Par cohérence avec les dispositions adoptées à l'article 2 quater du présent projet de loi et applicables à l'AMF, notre collègue député Jérôme Chartier, rapporteur, a présenté un amendement adopté en séance publique avec l'avis favorable du Gouvernement, tendant à rétablir ces exceptions.

Ainsi, les alinéas 4, 9 et 13 du présent article prévoient qu'une décision « de la commission des sanctions est rendue publique dans les publications, journaux, supports qu'elle désigne, dans un format proportionné à la faute commise et à la sanction infligée. [...] Toutefois, lorsque la publication risque de perturber gravement les marchés financiers ou de causer un préjudice disproportionné aux parties en cause , la décision de la commission peut prévoir qu'elle ne sera pas publiée ». Par ailleurs, la publication aux frais des personnes sanctionnées est maintenue .

III. LA POSITION DE VOTRE COMMISSION DES FINANCES

Comme indiqué plus haut, dans le commentaire sur l'article 2 quater , le relèvement du plafond des sanctions a essentiellement une vertu dissuasive et symbolique .

En 2009, la sanction la plus élevée imposée par la Commission bancaire atteignait le montant de 20 millions d'euros, soit moins de la moitié du plafond applicable 133 ( * ) , alors même qu'elle a été infligée pour des « carences en matière de contrôle interne dans le domaine des opérations de marché ». D'ailleurs, la sanction rappelait explicitement que « ce montant doit s'apprécier au regard des dispositions de la loi n° 2008-776 du 4 août 2008 qui a relevé le plafond des sanctions pécuniaires ».

De fait, cette sanction apparaît d'ores et déjà élevée au regard des pratiques étrangères . Par exemple, au Pays-Bas, l'amende maximale infligée à un établissement ne peut dépasser 480 000 euros.
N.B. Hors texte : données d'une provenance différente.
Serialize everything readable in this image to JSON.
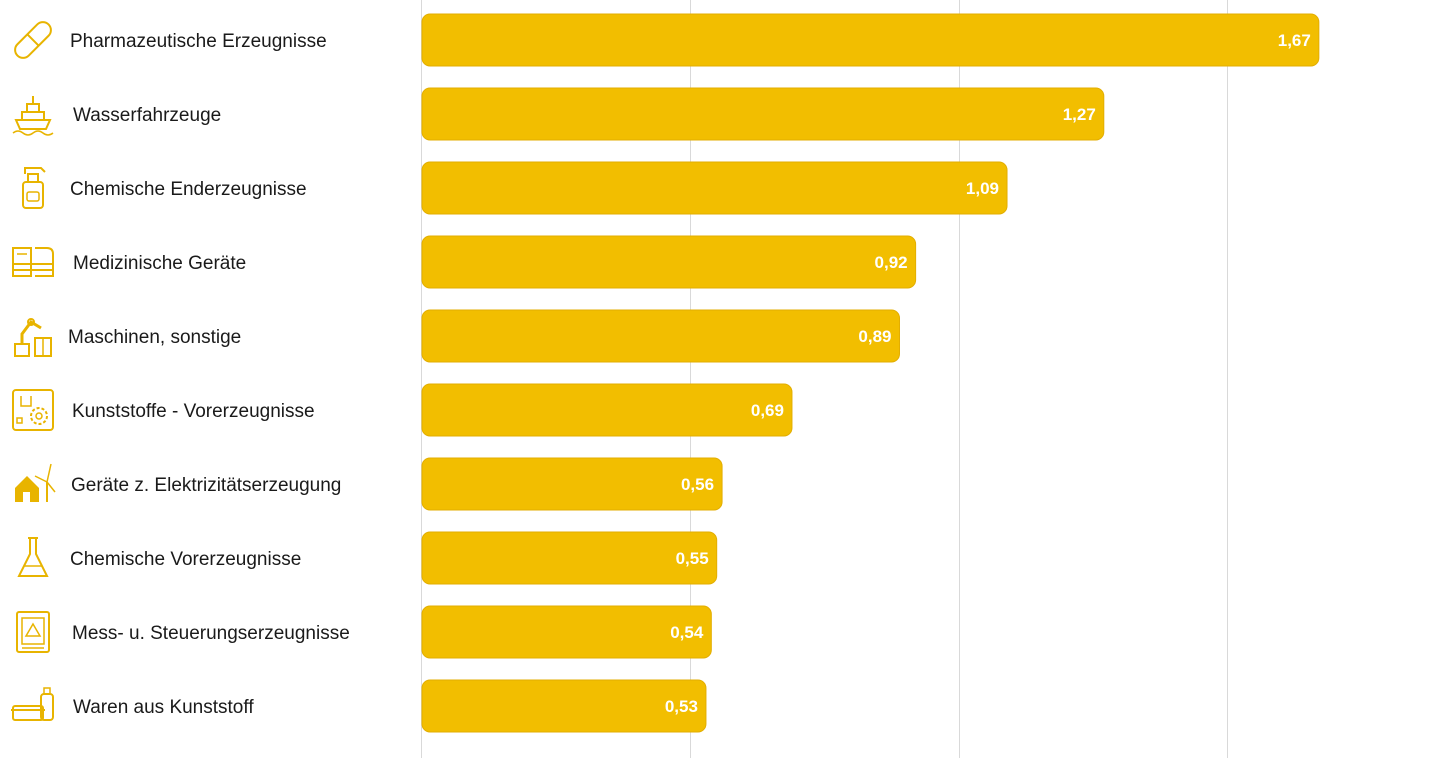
{
  "colors": {
    "bar": "#F2BE00",
    "bar_border": "#E3AE00",
    "icon": "#E8B400",
    "grid": "#D9D9D9",
    "value_text": "#FFFFFF",
    "label_text": "#1A1A1A"
  },
  "chart_data": {
    "type": "bar",
    "orientation": "horizontal",
    "title": "",
    "xlabel": "",
    "ylabel": "",
    "xlim": [
      0,
      1.86
    ],
    "grid": "vertical",
    "legend": "none",
    "categories": [
      "Pharmazeutische Erzeugnisse",
      "Wasserfahrzeuge",
      "Chemische Enderzeugnisse",
      "Medizinische Geräte",
      "Maschinen, sonstige",
      "Kunststoffe - Vorerzeugnisse",
      "Geräte z. Elektrizitätserzeugung",
      "Chemische Vorerzeugnisse",
      "Mess- u. Steuerungserzeugnisse",
      "Waren aus Kunststoff"
    ],
    "values": [
      1.67,
      1.27,
      1.09,
      0.92,
      0.89,
      0.69,
      0.56,
      0.55,
      0.54,
      0.53
    ],
    "value_labels": [
      "1,67",
      "1,27",
      "1,09",
      "0,92",
      "0,89",
      "0,69",
      "0,56",
      "0,55",
      "0,54",
      "0,53"
    ],
    "icons": [
      "pill-icon",
      "ship-icon",
      "spray-bottle-icon",
      "medical-scanner-icon",
      "robot-arm-icon",
      "plastic-gear-icon",
      "wind-house-icon",
      "flask-icon",
      "control-panel-icon",
      "plastic-container-icon"
    ]
  }
}
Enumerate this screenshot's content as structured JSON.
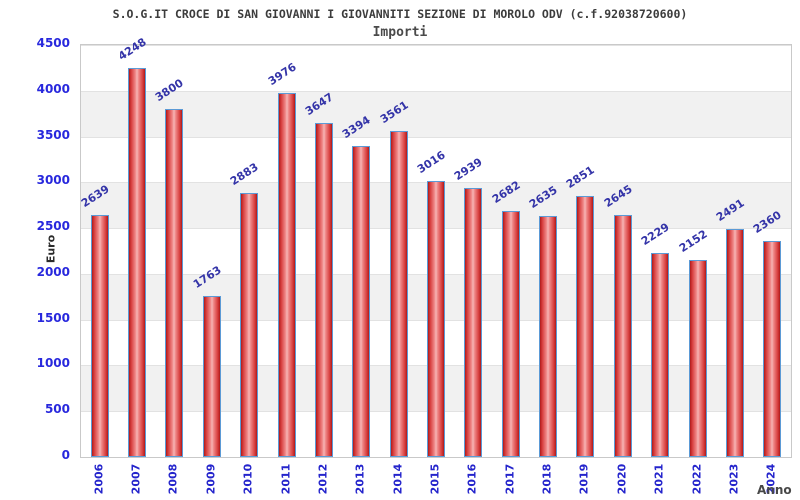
{
  "chart_data": {
    "type": "bar",
    "title": "S.O.G.IT CROCE DI SAN GIOVANNI I GIOVANNITI SEZIONE DI MOROLO ODV (c.f.92038720600)",
    "subtitle": "Importi",
    "xlabel": "Anno",
    "ylabel": "Euro",
    "categories": [
      "2006",
      "2007",
      "2008",
      "2009",
      "2010",
      "2011",
      "2012",
      "2013",
      "2014",
      "2015",
      "2016",
      "2017",
      "2018",
      "2019",
      "2020",
      "2021",
      "2022",
      "2023",
      "2024"
    ],
    "values": [
      2639,
      4248,
      3800,
      1763,
      2883,
      3976,
      3647,
      3394,
      3561,
      3016,
      2939,
      2682,
      2635,
      2851,
      2645,
      2229,
      2152,
      2491,
      2360
    ],
    "ylim": [
      0,
      4500
    ],
    "yticks": [
      0,
      500,
      1000,
      1500,
      2000,
      2500,
      3000,
      3500,
      4000,
      4500
    ],
    "grid": "horizontal gridlines with alternating gray bands",
    "legend": "none",
    "colors": {
      "bar_edge": "#b01a1a",
      "bar_center": "#f7b5b5",
      "bar_border": "#5b9ad6",
      "value_label": "#3434a8",
      "axis_tick_label": "#2828dd",
      "band_gray": "#f1f1f1",
      "title_text": "#3c3c3c"
    }
  }
}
La Banque d'Espagne peut prononcer une sanction pécuniaire pour les fautes très graves qui s'élève à hauteur de 1 % des fonds propres : pour atteindre le plafond fixé par le présent article, une banque doit ainsi disposer de 10 milliards d'euros de fonds propres. Seule la Financial Services Authority (FSA) britannique pourrait être potentiellement plus sévère que l'ACP car il n'existe aucun plafond aux sanctions pécuniaires qu'elle peut imposer.

Par ailleurs, de même que pour l'AMF, votre rapporteur est favorable à l'introduction d'un principe de publication systématique des décisions de la commission des sanctions, tout en préservant la possibilité d'une exception lorsque les circonstances l'exigent : « l'ordre public financier » ou un risque de préjudice de réputation disproportionné pour la personne sanctionnée.

Décision de la commission : votre commission a adopté cet article sans modification.


* 132 Aux termes de l'article L. 612-9 du code monétaire et financier, la commission des sanctions de l'ACP est composée de cinq membres, qui ne peuvent siéger au sein des collèges de l'ACP.

* 133 L'article 159 de la loi de modernisation de l'économie du 4 août 2008 a décuplé le plafond applicable en le relevant à hauteur de cinquante millions d'euros.